Brees did his part to help his team, agreeing to a revised deal last month that allows the Saints to keep him on the roster through May and thus spread his cap hit over the next couple of years.

In the meantime, the team has made some other moves, including a reported plan to release defensive tackle Malcolm Brown, convincing receiver Michael Thomas to restructure his contract and redoing quarterback Taysom Hill’s contract into a four-year deal in which all four years are … voidable?

The creativity is impressive.

With all of these moves, including the expected release of Brown, the Saints should get close to the salary-cap limit for 2021. That still makes it tricky for them to add any more talent, including, say, a quarterback.

Perhaps the Saints could find their next signal-caller in the draft; they currently hold the 28th pick in the first round. Or they could go with Hill. Or maybe they can bring back Jameis Winston, who took a few snaps as a backup in New Orleans last season after throwing 88 interceptions as the primary starter for five years in Tampa Bay.

None of these options is exactly inspiring, as Nick Wright claimed on "First Things First." Wright pointed out that Winston is not under contract and might choose any number of teams that can offer more money than the Saints possess. This is the problem with salary-cap gymnastics, Wright said.

"We need to recognize that the Saints as contenders ended last postseason. … They’re in cap hell, and we’ve known this is coming."

Brandon Marshall claims that Hill is not the guy for New Orleans either, calling the part-time starter a "gadget guy."

"I’d rather go with [Winston]. If we can get those interceptions down to 10 and below, they’re going to be a contender," Marshall said. "He sat behind Sean Payton and Drew Brees for an entire year. If he is who he should be and elevates his game this year, that’s their division. I’m sorry, Tom Brady. I’m sorry, Shaq Barrett. I’m sorry, Lavonte David. No. This team, with that defense and Sean Payton as the head coach – oh my goodness."

That take might be overly optimistic, judging by the responses of Marshall’s colleagues. But according to Saints linebacker Demario Davis, none of that really matters.
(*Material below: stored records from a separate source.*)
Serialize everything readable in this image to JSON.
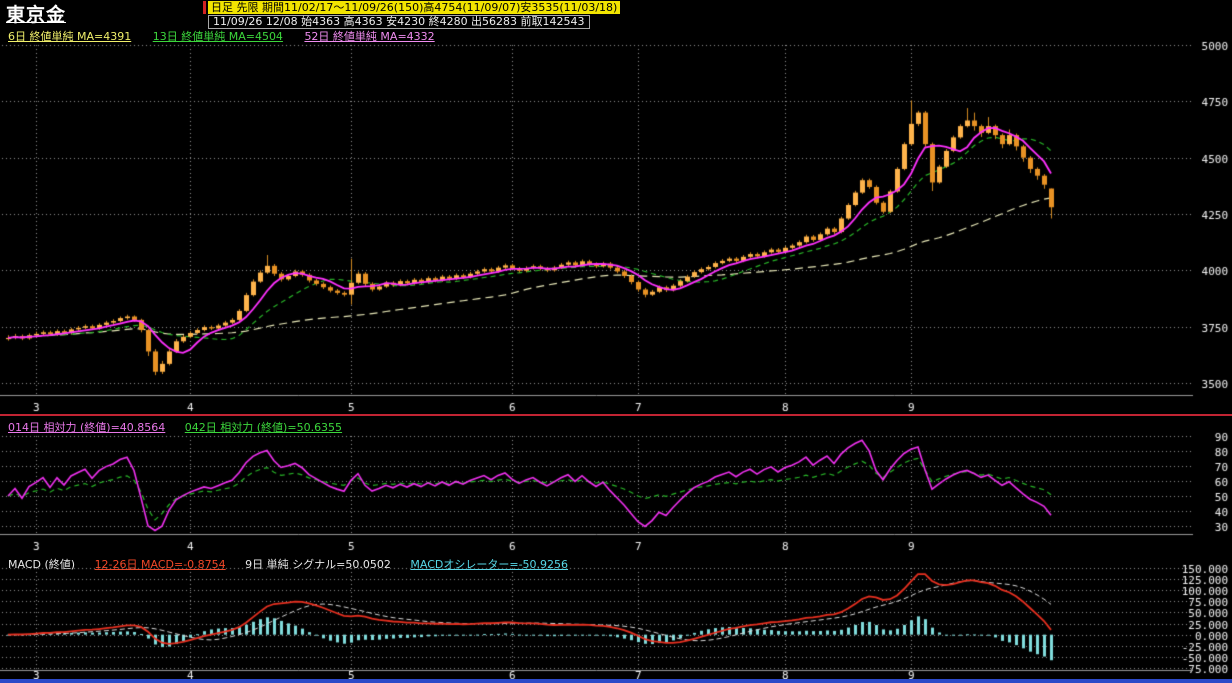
{
  "header": {
    "title": "東京金",
    "info_line1": "日足 先限 期間11/02/17～11/09/26(150)高4754(11/09/07)安3535(11/03/18)",
    "info_line2": "11/09/26 12/08 始4363 高4363 安4230 終4280 出56283 前取142543",
    "ma_legend": [
      {
        "label": "6日 終値単純 MA=4391",
        "color": "#f0ef6a"
      },
      {
        "label": "13日 終値単純 MA=4504",
        "color": "#3cd63c"
      },
      {
        "label": "52日 終値単純 MA=4332",
        "color": "#ef8cef"
      }
    ]
  },
  "rsi_header": {
    "fast_label": "014日 相対力 (終値)=40.8564",
    "fast_color": "#e878e8",
    "slow_label": "042日 相対力 (終値)=50.6355",
    "slow_color": "#3cd63c"
  },
  "macd_header": {
    "title_label": "MACD (終値)",
    "title_color": "#e8e8e8",
    "macd_label": "12-26日 MACD=-0.8754",
    "macd_color": "#f04828",
    "signal_label": "9日 単純 シグナル=50.0502",
    "signal_color": "#e8e8e8",
    "osc_label": "MACDオシレーター=-50.9256",
    "osc_color": "#58d8e8"
  },
  "colors": {
    "background": "#000000",
    "candle_up": "#ffb44c",
    "candle_down": "#e89224",
    "candle_wick": "#d08820",
    "ma_fast": "#ff30ff",
    "ma_mid": "#28b428",
    "ma_slow": "#e8e8b8",
    "rsi_fast": "#f030f0",
    "rsi_slow": "#28b428",
    "macd_line": "#e83020",
    "macd_signal": "#d8d8d8",
    "macd_hist": "#80dcdc",
    "grid": "#909090",
    "axis_text": "#f0f0f0",
    "separator": "#c22433",
    "highlight_bg": "#f2e400",
    "bottom_bar": "#2b49c8"
  },
  "chart_data": [
    {
      "type": "candlestick",
      "title": "東京金 日足 先限",
      "period": "11/02/17～11/09/26",
      "bars": 150,
      "period_high": 4754,
      "period_high_date": "11/09/07",
      "period_low": 3535,
      "period_low_date": "11/03/18",
      "latest": {
        "date": "11/09/26",
        "contract": "12/08",
        "open": 4363,
        "high": 4363,
        "low": 4230,
        "close": 4280,
        "volume": 56283,
        "open_interest": 142543
      },
      "ma_series": [
        {
          "name": "6日 終値単純",
          "period": 6,
          "value": 4391
        },
        {
          "name": "13日 終値単純",
          "period": 13,
          "value": 4504
        },
        {
          "name": "52日 終値単純",
          "period": 52,
          "value": 4332
        }
      ],
      "x_tick_labels": [
        "3",
        "4",
        "5",
        "6",
        "7",
        "8",
        "9"
      ],
      "month_tick_indices": [
        4,
        26,
        49,
        72,
        90,
        111,
        129
      ],
      "y_tick_values": [
        5000,
        4750,
        4500,
        4250,
        4000,
        3750,
        3500
      ],
      "y_tick_labels": [
        "5000",
        "4750",
        "4500",
        "4250",
        "4000",
        "3750",
        "3500"
      ],
      "ylim": [
        3450,
        5022
      ],
      "ohlc": [
        [
          3695,
          3712,
          3688,
          3700
        ],
        [
          3700,
          3718,
          3694,
          3708
        ],
        [
          3708,
          3715,
          3690,
          3698
        ],
        [
          3698,
          3720,
          3692,
          3712
        ],
        [
          3712,
          3728,
          3705,
          3718
        ],
        [
          3718,
          3733,
          3712,
          3725
        ],
        [
          3725,
          3732,
          3708,
          3715
        ],
        [
          3715,
          3738,
          3709,
          3730
        ],
        [
          3730,
          3737,
          3715,
          3722
        ],
        [
          3722,
          3745,
          3716,
          3738
        ],
        [
          3738,
          3753,
          3731,
          3745
        ],
        [
          3745,
          3760,
          3739,
          3752
        ],
        [
          3752,
          3759,
          3735,
          3742
        ],
        [
          3742,
          3765,
          3736,
          3758
        ],
        [
          3758,
          3776,
          3752,
          3768
        ],
        [
          3768,
          3783,
          3762,
          3775
        ],
        [
          3775,
          3795,
          3769,
          3788
        ],
        [
          3788,
          3803,
          3781,
          3795
        ],
        [
          3795,
          3800,
          3772,
          3780
        ],
        [
          3780,
          3785,
          3725,
          3735
        ],
        [
          3735,
          3740,
          3620,
          3640
        ],
        [
          3640,
          3650,
          3535,
          3550
        ],
        [
          3550,
          3598,
          3540,
          3585
        ],
        [
          3585,
          3650,
          3578,
          3640
        ],
        [
          3640,
          3695,
          3633,
          3685
        ],
        [
          3685,
          3713,
          3678,
          3705
        ],
        [
          3705,
          3730,
          3699,
          3722
        ],
        [
          3722,
          3743,
          3716,
          3735
        ],
        [
          3735,
          3756,
          3729,
          3748
        ],
        [
          3748,
          3755,
          3735,
          3742
        ],
        [
          3742,
          3763,
          3736,
          3755
        ],
        [
          3755,
          3776,
          3749,
          3768
        ],
        [
          3768,
          3788,
          3762,
          3780
        ],
        [
          3780,
          3828,
          3774,
          3820
        ],
        [
          3820,
          3900,
          3814,
          3890
        ],
        [
          3890,
          3960,
          3884,
          3950
        ],
        [
          3950,
          4000,
          3944,
          3990
        ],
        [
          3990,
          4068,
          3984,
          4020
        ],
        [
          4020,
          4028,
          3975,
          3985
        ],
        [
          3985,
          3992,
          3950,
          3960
        ],
        [
          3960,
          3983,
          3954,
          3975
        ],
        [
          3975,
          4003,
          3969,
          3995
        ],
        [
          3995,
          4002,
          3972,
          3980
        ],
        [
          3980,
          3987,
          3946,
          3955
        ],
        [
          3955,
          3962,
          3932,
          3940
        ],
        [
          3940,
          3947,
          3917,
          3925
        ],
        [
          3925,
          3932,
          3902,
          3910
        ],
        [
          3910,
          3917,
          3892,
          3900
        ],
        [
          3900,
          3907,
          3884,
          3892
        ],
        [
          3892,
          4052,
          3848,
          3945
        ],
        [
          3945,
          3995,
          3938,
          3985
        ],
        [
          3985,
          3992,
          3930,
          3940
        ],
        [
          3940,
          3947,
          3906,
          3915
        ],
        [
          3915,
          3936,
          3909,
          3928
        ],
        [
          3928,
          3953,
          3922,
          3945
        ],
        [
          3945,
          3952,
          3927,
          3935
        ],
        [
          3935,
          3960,
          3929,
          3952
        ],
        [
          3952,
          3959,
          3934,
          3942
        ],
        [
          3942,
          3966,
          3936,
          3958
        ],
        [
          3958,
          3965,
          3940,
          3948
        ],
        [
          3948,
          3973,
          3942,
          3965
        ],
        [
          3965,
          3972,
          3947,
          3955
        ],
        [
          3955,
          3980,
          3949,
          3972
        ],
        [
          3972,
          3979,
          3954,
          3962
        ],
        [
          3962,
          3986,
          3956,
          3978
        ],
        [
          3978,
          3985,
          3962,
          3970
        ],
        [
          3970,
          3993,
          3964,
          3985
        ],
        [
          3985,
          4003,
          3979,
          3995
        ],
        [
          3995,
          4013,
          3989,
          4005
        ],
        [
          4005,
          4012,
          3987,
          3995
        ],
        [
          3995,
          4020,
          3989,
          4012
        ],
        [
          4012,
          4030,
          4006,
          4022
        ],
        [
          4022,
          4029,
          4000,
          4008
        ],
        [
          4008,
          4015,
          3990,
          3998
        ],
        [
          3998,
          4018,
          3992,
          4010
        ],
        [
          4010,
          4026,
          4004,
          4018
        ],
        [
          4018,
          4025,
          4000,
          4008
        ],
        [
          4008,
          4015,
          3992,
          4000
        ],
        [
          4000,
          4020,
          3994,
          4012
        ],
        [
          4012,
          4033,
          4006,
          4025
        ],
        [
          4025,
          4043,
          4019,
          4035
        ],
        [
          4035,
          4042,
          4014,
          4022
        ],
        [
          4022,
          4048,
          4016,
          4040
        ],
        [
          4040,
          4047,
          4020,
          4028
        ],
        [
          4028,
          4035,
          4010,
          4018
        ],
        [
          4018,
          4038,
          4012,
          4030
        ],
        [
          4030,
          4037,
          4004,
          4012
        ],
        [
          4012,
          4019,
          3987,
          3995
        ],
        [
          3995,
          4002,
          3966,
          3975
        ],
        [
          3975,
          3982,
          3938,
          3948
        ],
        [
          3948,
          3955,
          3905,
          3915
        ],
        [
          3915,
          3922,
          3880,
          3892
        ],
        [
          3892,
          3913,
          3886,
          3905
        ],
        [
          3905,
          3933,
          3899,
          3925
        ],
        [
          3925,
          3932,
          3904,
          3912
        ],
        [
          3912,
          3940,
          3906,
          3932
        ],
        [
          3932,
          3960,
          3926,
          3952
        ],
        [
          3952,
          3980,
          3946,
          3972
        ],
        [
          3972,
          4000,
          3966,
          3992
        ],
        [
          3992,
          4013,
          3986,
          4005
        ],
        [
          4005,
          4023,
          3999,
          4015
        ],
        [
          4015,
          4040,
          4009,
          4032
        ],
        [
          4032,
          4050,
          4026,
          4042
        ],
        [
          4042,
          4060,
          4036,
          4052
        ],
        [
          4052,
          4059,
          4034,
          4042
        ],
        [
          4042,
          4068,
          4036,
          4060
        ],
        [
          4060,
          4080,
          4054,
          4072
        ],
        [
          4072,
          4079,
          4054,
          4062
        ],
        [
          4062,
          4088,
          4056,
          4080
        ],
        [
          4080,
          4100,
          4074,
          4092
        ],
        [
          4092,
          4099,
          4074,
          4082
        ],
        [
          4082,
          4108,
          4076,
          4100
        ],
        [
          4100,
          4118,
          4092,
          4110
        ],
        [
          4110,
          4133,
          4104,
          4125
        ],
        [
          4125,
          4158,
          4119,
          4150
        ],
        [
          4150,
          4157,
          4127,
          4135
        ],
        [
          4135,
          4168,
          4129,
          4160
        ],
        [
          4160,
          4193,
          4154,
          4185
        ],
        [
          4185,
          4192,
          4162,
          4170
        ],
        [
          4170,
          4238,
          4164,
          4230
        ],
        [
          4230,
          4298,
          4224,
          4290
        ],
        [
          4290,
          4353,
          4284,
          4345
        ],
        [
          4345,
          4408,
          4339,
          4400
        ],
        [
          4400,
          4407,
          4362,
          4370
        ],
        [
          4370,
          4377,
          4292,
          4300
        ],
        [
          4300,
          4307,
          4252,
          4260
        ],
        [
          4260,
          4358,
          4254,
          4350
        ],
        [
          4350,
          4458,
          4344,
          4450
        ],
        [
          4450,
          4568,
          4444,
          4560
        ],
        [
          4560,
          4754,
          4554,
          4650
        ],
        [
          4650,
          4708,
          4640,
          4700
        ],
        [
          4700,
          4707,
          4548,
          4560
        ],
        [
          4560,
          4567,
          4352,
          4390
        ],
        [
          4390,
          4468,
          4384,
          4460
        ],
        [
          4460,
          4538,
          4454,
          4530
        ],
        [
          4530,
          4598,
          4524,
          4590
        ],
        [
          4590,
          4648,
          4584,
          4640
        ],
        [
          4640,
          4720,
          4634,
          4665
        ],
        [
          4665,
          4700,
          4620,
          4640
        ],
        [
          4640,
          4647,
          4592,
          4610
        ],
        [
          4610,
          4680,
          4604,
          4640
        ],
        [
          4640,
          4647,
          4582,
          4600
        ],
        [
          4600,
          4607,
          4542,
          4560
        ],
        [
          4560,
          4625,
          4554,
          4600
        ],
        [
          4600,
          4607,
          4532,
          4550
        ],
        [
          4550,
          4557,
          4482,
          4500
        ],
        [
          4500,
          4507,
          4432,
          4450
        ],
        [
          4450,
          4457,
          4402,
          4420
        ],
        [
          4420,
          4427,
          4362,
          4380
        ],
        [
          4363,
          4363,
          4230,
          4280
        ]
      ]
    },
    {
      "type": "line",
      "name": "相対力 (RSI)",
      "series": [
        {
          "name": "014日 相対力 (終値)",
          "period": 14,
          "last_value": 40.8564
        },
        {
          "name": "042日 相対力 (終値)",
          "period": 42,
          "last_value": 50.6355
        }
      ],
      "x_tick_labels": [
        "3",
        "4",
        "5",
        "6",
        "7",
        "8",
        "9"
      ],
      "y_tick_values": [
        90,
        80,
        70,
        60,
        50,
        40,
        30
      ],
      "y_tick_labels": [
        "90",
        "80",
        "70",
        "60",
        "50",
        "40",
        "30"
      ],
      "ylim": [
        25,
        95
      ]
    },
    {
      "type": "macd",
      "name": "MACD (終値)",
      "params": {
        "fast": 12,
        "slow": 26,
        "signal_period": 9,
        "signal_type": "単純"
      },
      "last_values": {
        "macd": -0.8754,
        "signal": 50.0502,
        "oscillator": -50.9256
      },
      "x_tick_labels": [
        "3",
        "4",
        "5",
        "6",
        "7",
        "8",
        "9"
      ],
      "y_tick_values": [
        150,
        125,
        100,
        75,
        50,
        25,
        0,
        -25,
        -50,
        -75
      ],
      "y_tick_labels": [
        "150.000",
        "125.000",
        "100.000",
        "75.000",
        "50.000",
        "25.000",
        "0.000",
        "-25.000",
        "-50.000",
        "-75.000"
      ],
      "ylim": [
        -80,
        155
      ]
    }
  ]
}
"Drew Brees was the general and one of the greatest generals you could ever have," he said on "First Things First." "Any kingdom that you have, when you lose the general or the king or whoever that piece maybe, you’ve got to have a succession plan. I think that has already been in place. We’ve had to go long periods without our general, and it’s not like we can’t do it.

"I know we have two guys over there that are capable of playing in games. We know what Taysom can do as a dual-threat quarterback. We know what Jameis can do. He’s proven it throughout his career."

Marshall pressed Davis on the question: What is the solution? Is it Winston, or is it Hill?

Davis chose a different option, saying that all the Saints need is a quarterback to manage the game and let him and his defensive cohorts handle the rest.

"I’m telling you, the plan is defense," he said.

If that is the strategy, it's one that has worked in the past, perhaps most notably with the Baltimore Ravens, who won a championship in 2000 with Trent Dilfer at the helm and another in 2012 with Joe Flacco.

If the Saints go that route, however, it will be a drastic departure from their recipe for success in the Brees era, when their aerial assault became the stuff of legend – making many of their wins big and easy. 

Whether that will continue to be the case won't be an easy question to answer.